Design and construction
- Architects: T.W. Cutler; Arthur Blomfield

Website
- https://www.queenshotelportsmouth.com/

= Queens Hotel, Southsea =

Hotel in Southsea, Hampshire, United Kingdom

The Queen's Hotel is a luxury hotel in Southsea, Portsmouth, Hampshire.

The current Queen's Hotel is placed on the site of Southsea House, built in 1861 by architect Augustus Livesay, which was built for Sir John and Lady Morris. In 1865, due to boom in construction and tourism, Southsea house was converted into the Queen's Hotel by William Kemp Junior. It was one of Portsmouth's first hotels, and it focused on leisure and relaxation for the upper class. At 4:20pm on 8 December 1901, a fire gutted the entire hotel, leaving only the two outer walls that face Osborne Road and Clarence Parade. On 11 December 1901, it was deemed safe to enter the site and two missing chambermaids were discovered, dead, due to being trapped by falling rubble in the basement.
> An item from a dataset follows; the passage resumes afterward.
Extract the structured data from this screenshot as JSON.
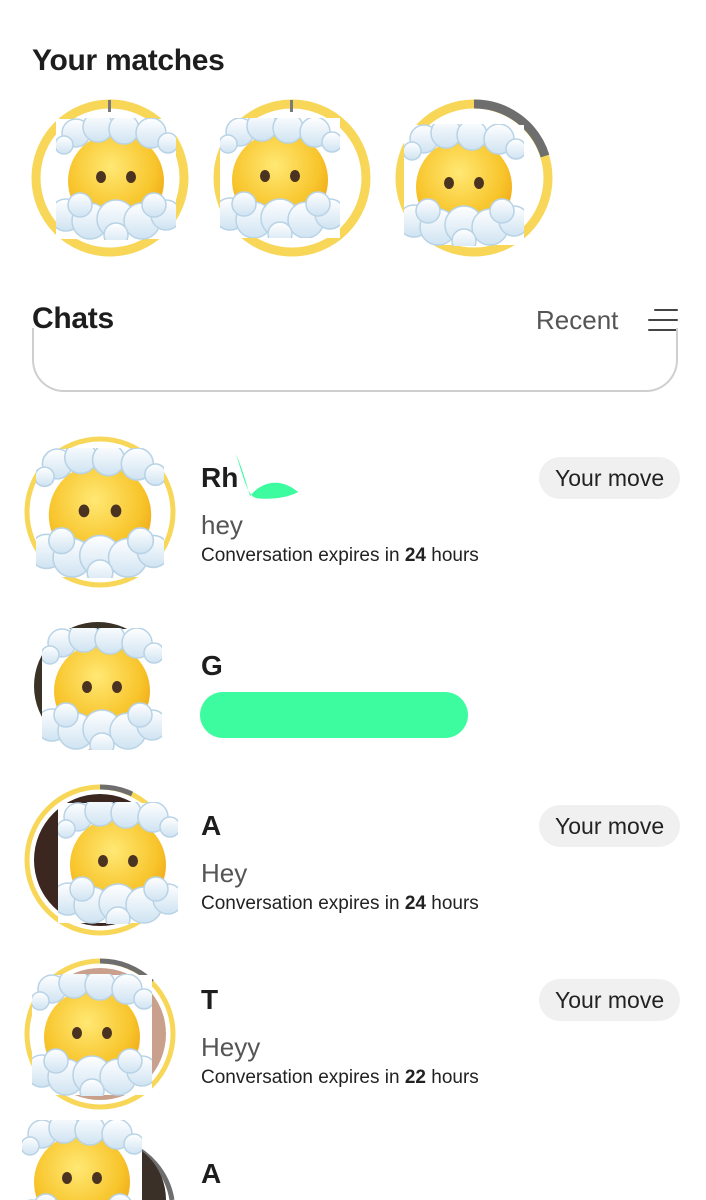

In early 1902, plans were submitted by the hotel owner at the time, G. H. King, to rebuild the hotel to cover the original footprint. The new hotel was to be much grander and more purpose-built, to include 63 rooms for visitors, and 33 for staff. The architect of the rebuild was London-based T.W. Cutler. He was to design the hotel in the Edwardian baroque style in brown terracotta. This was a rising popular style across the British Empire in 1901. Designs were grand and lavish and no expense was spared. The hotel had to be designed to make a statement. The book England describes the hotel as a "Magnificent Edwardian hotel overlooking the Common, with ornate stone-carved balconies and countless neoclassical decorative flourishes". The hotel contains 74 rooms and has two bars and a restaurant.

An episode of Mr. Bean starring Rowan Atkinson, "Mr. Bean in Room 426", was filmed at this hotel in 1992, and was first aired in February 1993.

The hotel was listed at Grade II by Historic England on 20 October 2020.